TNJ: Why does it affect African-Americans so early?
DR. GREENIDGE: Extensive research is ongoing, but the truth is, we just don’t know.
TNJ: How does open-angle glaucoma affect those who develop it?
DR. GREENIDGE: The most serious effect is blindness, especially for African-Americans. Again, we don’t know why. But we do know that for every Caucasian who loses sight from this disease, eight African-Americans go blind. Those who don’t go blind can lose their peripheral, or side, vision. Sometimes the loss is dramatic.
TNJ: What are the warning signs?
DR. GREENIDGE: The sad fact is that of the approximately three million Americans who suffer from open-angle glaucoma, about half of them don’t know they have it! There are no symptoms at all. Even when the peripheral vision becomes affected, many people don’t notice it. I treated one lady, a seamstress, who had lost 90 percent of her peripheral vision, but who had no trouble threading needles. Her central vision was crystal clear. She didn’t come in until she couldn’t see.
TNJ: Will my regular eye exam detect it?
DR. GREENIDGE: It might not. Anyone with risk factors should see an ophthalmologist, an eye M.D., every year, rather than the every two or three years we recommend for most of the population. And that doctor must do more than just a simple pressure check.
TNJ: Why is that?
DR. GREENIDGE: About 40 percent of patients with glaucoma will show a normal pressure reading because the fluid accumulation and the resultant pressure fluctuate. The pressure might read fine at the time it is checked. So your doctor must do a careful evaluation of the optic nerve’s appearance as well as function. If it looks suspicious, a visual field test to check its function is indicated.
TNJ: What are the treatments?
DR. GREENIDGE: The first step is prescription eyedrops. These medications work by either decreasing fluid made by the eye, or increasing the fluid flowing out. Some of the new medications can be taken once a day, which helps many individuals adhere to their regimen.
TNJ: What other treatments are there?
DR. GREENIDGE: There are two types of surgical procedures, both designed to help improve fluid drainage. First, there are quick, outpatient laser surgeries that reduce eye pressure by up to 20 percent to 25 percent in about 80 percent of patients. These are NOT the laser surgeries you hear about to fix nearsightedness. There’s also a more extensive microsurgery procedure, called a trabeculectomy, in which we use the patient’s own tissue to create new drains. Neither surgery will restore vision, but the procedures can help the patients from losing more vision. Finally, we sometimes use medication during and after the microsurgery to prevent, or at least limit, scar tissue forming on the incisions we’ve made in the eye.

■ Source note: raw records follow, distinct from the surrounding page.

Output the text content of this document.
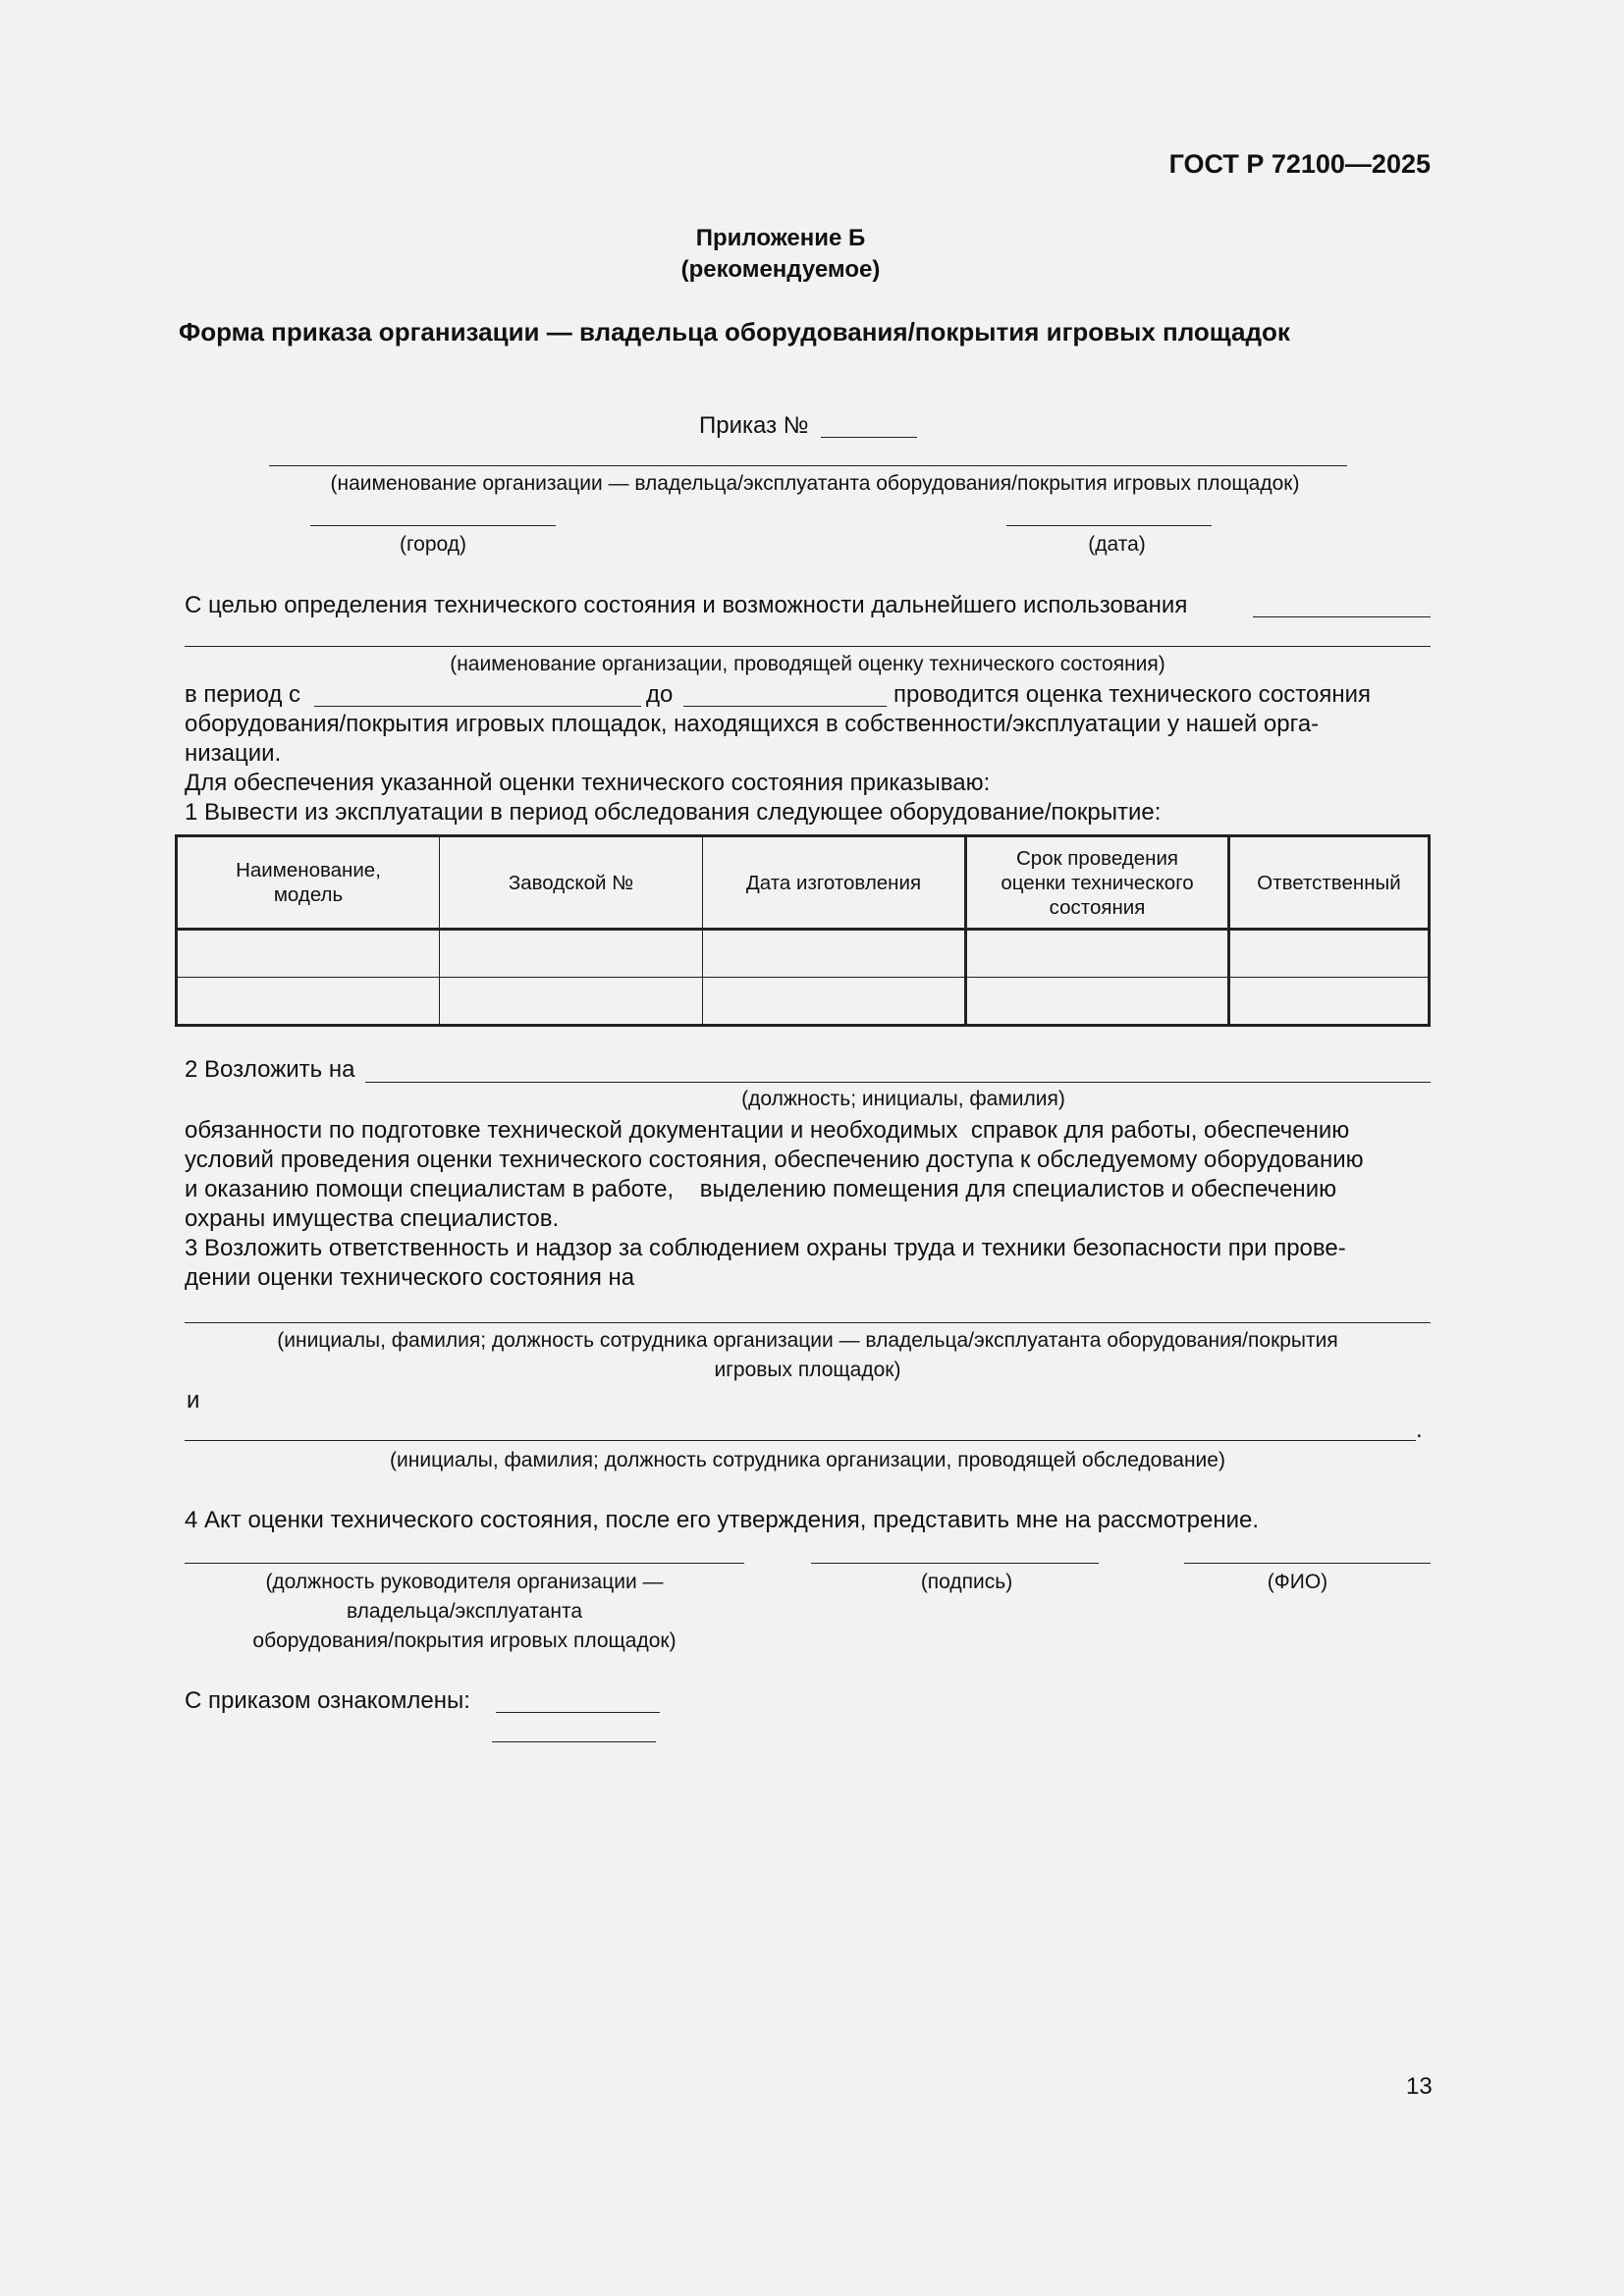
ГОСТ Р 72100—2025
Приложение Б
(рекомендуемое)
Форма приказа организации — владельца оборудования/покрытия игровых площадок
Приказ №
(наименование организации — владельца/эксплуатанта оборудования/покрытия игровых площадок)
(город)	(дата)
С целью определения технического состояния и возможности дальнейшего использования
(наименование организации, проводящей оценку технического состояния)
в период с	до	проводится оценка технического состояния
оборудования/покрытия игровых площадок, находящихся в собственности/эксплуатации у нашей орга-
низации.
Для обеспечения указанной оценки технического состояния приказываю:
1 Вывести из эксплуатации в период обследования следующее оборудование/покрытие:
Наименование,
модель	Заводской №	Дата изготовления	Срок проведения
оценки технического
состояния	Ответственный

2 Возложить на
(должность; инициалы, фамилия)
обязанности по подготовке технической документации и необходимых  справок для работы, обеспечению
условий проведения оценки технического состояния, обеспечению доступа к обследуемому оборудованию
и оказанию помощи специалистам в работе,    выделению помещения для специалистов и обеспечению
охраны имущества специалистов.
3 Возложить ответственность и надзор за соблюдением охраны труда и техники безопасности при прове-
дении оценки технического состояния на
(инициалы, фамилия; должность сотрудника организации — владельца/эксплуатанта оборудования/покрытия
игровых площадок)
и
.
(инициалы, фамилия; должность сотрудника организации, проводящей обследование)
4 Акт оценки технического состояния, после его утверждения, представить мне на рассмотрение.
(должность руководителя организации —
владельца/эксплуатанта
оборудования/покрытия игровых площадок)
(подпись)	(ФИО)
С приказом ознакомлены:
13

TNJ: Can glaucoma be prevented?
DR. GREENIDGE: Unfortunately no. The good news is that 80 percent of the visual loss we see from glaucoma can be prevented. The key is early detection. If you don’t have a regular ophthalmologist, I urge you to look for community screening programs. Long Island College Hospital has a program in which we screen people every weekend at churches, malls—all sorts of places in the community.